We had an excellent question come in via the MoneyGuidePro® section of the SMI Forums recently, and I wanted to address it here to put it in front of a wider audience. It's central to effectively following the instructions in the September feature article, Facing Your Fears: Modeling the Impact of a Significant Bear Market on Your Financial Plan, so hopefully addressing it here will help other people wondering about the same issue.
Here's the question:
I am currently using Fund Upgrading, DAA, Bond Upgrading, and Sector Rotation in our portfolio, and I am working with the full-featured final version of MGP. I went to the “What Are You Afraid of?” screen, selected “Great Recession Loss”, and that’s where my question arose. You wrote that “the key to using this feature correctly is knowing what loss number to enter using the slider bar”, and also that “The hypothetical couple was using a 50/40/10 portfolio, with a 60/40 blend of Upgrading.” Setting the slider at 16 produced for them a much more optimistic outcome. And it was somewhat cut and dried, since they were using only one of the several SMI strategies.
My question: How do I know or calculate what number to set the slider on if my portfolio assets are being managed under multiple SMI strategies? I know I need to make some adjustments, and I am confident that MGP is an excellent tool to use in the process. But I am stuck until I get this one question answered. I know I must be missing something.
The key information we need to answer this question comes from the "Facing Your Fears" article linked to above. In the article, we included an "SMI Strategies Loss Table" that broke down the returns of each SMI strategy during the Great Recession time period. I've included that table here at right. We can use that information to calculate the correct loss number to enter using the slider bar in the "What are you afraid of?" section of the software.
Here's an example of how that might look using the strategies you mentioned. You'll need to substitute your own percentages to reflect the amount you allocate to each strategy, but hopefully, this will help you figure out an appropriate loss to enter.
If you are using DAA, Upgrading, SR in a roughly 50/40/10 ratio, we've already done the work for you and listed those results in the table.
If you're using some combination other than 50/40/10, here's how to run your own numbers.

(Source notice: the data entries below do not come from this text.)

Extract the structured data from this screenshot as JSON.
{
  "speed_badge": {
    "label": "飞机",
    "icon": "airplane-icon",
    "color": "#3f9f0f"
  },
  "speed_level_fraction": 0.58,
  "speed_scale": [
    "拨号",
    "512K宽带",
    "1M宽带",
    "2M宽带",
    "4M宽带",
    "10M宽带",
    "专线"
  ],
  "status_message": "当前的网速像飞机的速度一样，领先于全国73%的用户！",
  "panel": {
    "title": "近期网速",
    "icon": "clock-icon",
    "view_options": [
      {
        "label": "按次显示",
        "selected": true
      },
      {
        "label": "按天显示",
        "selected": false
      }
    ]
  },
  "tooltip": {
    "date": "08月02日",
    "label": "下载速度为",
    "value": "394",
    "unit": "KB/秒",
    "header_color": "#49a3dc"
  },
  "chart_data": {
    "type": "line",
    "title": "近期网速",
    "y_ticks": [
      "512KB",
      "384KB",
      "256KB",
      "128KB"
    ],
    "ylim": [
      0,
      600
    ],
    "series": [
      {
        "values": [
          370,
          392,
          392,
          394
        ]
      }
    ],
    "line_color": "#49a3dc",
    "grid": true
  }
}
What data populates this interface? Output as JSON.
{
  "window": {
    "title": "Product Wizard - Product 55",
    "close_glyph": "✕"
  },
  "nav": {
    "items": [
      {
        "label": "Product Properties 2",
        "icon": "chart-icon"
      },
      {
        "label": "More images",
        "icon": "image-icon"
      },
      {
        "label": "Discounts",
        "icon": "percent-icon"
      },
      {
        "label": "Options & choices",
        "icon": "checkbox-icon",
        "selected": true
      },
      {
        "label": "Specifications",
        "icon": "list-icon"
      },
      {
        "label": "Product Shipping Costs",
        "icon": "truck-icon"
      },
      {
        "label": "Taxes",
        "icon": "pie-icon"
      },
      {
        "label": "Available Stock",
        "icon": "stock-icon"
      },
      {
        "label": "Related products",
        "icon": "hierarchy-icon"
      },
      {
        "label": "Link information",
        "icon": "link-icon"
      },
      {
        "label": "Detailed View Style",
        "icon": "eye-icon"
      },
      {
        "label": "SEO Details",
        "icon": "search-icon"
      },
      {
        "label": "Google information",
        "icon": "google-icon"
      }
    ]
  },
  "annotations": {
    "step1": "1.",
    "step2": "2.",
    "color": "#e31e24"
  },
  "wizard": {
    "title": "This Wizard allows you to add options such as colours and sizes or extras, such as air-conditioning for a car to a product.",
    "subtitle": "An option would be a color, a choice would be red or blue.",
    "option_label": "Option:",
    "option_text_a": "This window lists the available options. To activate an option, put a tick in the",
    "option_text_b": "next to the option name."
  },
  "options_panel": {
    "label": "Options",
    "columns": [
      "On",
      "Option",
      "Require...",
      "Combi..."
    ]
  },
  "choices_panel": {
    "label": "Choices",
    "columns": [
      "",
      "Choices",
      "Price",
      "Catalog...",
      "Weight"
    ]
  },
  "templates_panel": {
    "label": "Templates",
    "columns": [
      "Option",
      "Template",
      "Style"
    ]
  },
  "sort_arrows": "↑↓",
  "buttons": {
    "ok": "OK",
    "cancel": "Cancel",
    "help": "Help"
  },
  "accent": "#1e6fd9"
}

Let's say a person's portfolio is weighted as follows:
30% Stock Upgrading
5% Sector Rotation
25% Bond Upgrading
They would look at the loss table and find the corresponding results for each strategy:
Stock Upgrading -50%
Sector Rotation -39%
Bond Upgrading +5%
Multiplying each strategy result by that strategy's weighting within your portfolio will provide us with a weighted average for the portfolio as a whole. (First, convert each portfolio allocation to a decimal: i.e., 40% becomes 0.4.)
The calculations for our example look like this:
DAA: 0.4 x -1 = -0.4
Stock Upgrading: 0.3 x -50 = -15
Sector Rotation: .05 x -39 = -1.95
Bond Upgrading: .25 x +5 = +1.25
When we add up those results, we find that this portfolio would have lost -16.1% between Nov 2007-Feb 2009. So you'd enter -16% as the portfolio loss using the slider bar.
As we noted in the article, it would be worthwhile to go back to this input at some point to test it with a slightly worse result, like -20%. There's no guarantee the next bear market will look exactly like the last one, so testing your plan with a range of outcomes makes sense.
If you have a cash allocation in your portfolio, you can probably safely assume a zero return on that portion of the portfolio. That means you can ignore it for the purposes of this calculation. While cash did earn a positive return back in 2007-2009, it's likely that the Fed would drop interest rates quickly back toward zero if another bear market were to take hold.
Gold and other precious metals are trickier. During the Nov 2007-Feb 2009 period that we're modeling, GLD (the main gold ETF) was up 17.9%. However this masks some pretty serious movement in both directions — for example, GLD was down -16.1% in October 2008 alone. So it wasn't as clear-cut as "gold did well when the stock market fell" (although that was the ultimate result). The other thing that makes this a tough call is that this performance occurred within the context of a much longer bull market for gold that ended in 2011. But gold has declined from those 2011 highs considerably. So it's probably an open question whether gold would perform similarly the next time around when it isn't in the midst of decade-long bull market of its own.
If your gold holdings aren't particularly sizeable relative to the rest of your portfolio, you could probably leave them out and not have it impact the result much. Otherwise, gold can be added as another "strategy" and calculated the same way we did the others, using either the historical return (+17.9%) or some other more modest figure.
Hopefully, this helps clarify how to use the Loss Table in the article and how to arrive at a custom "Great Recession" loss number to use in your personal plan.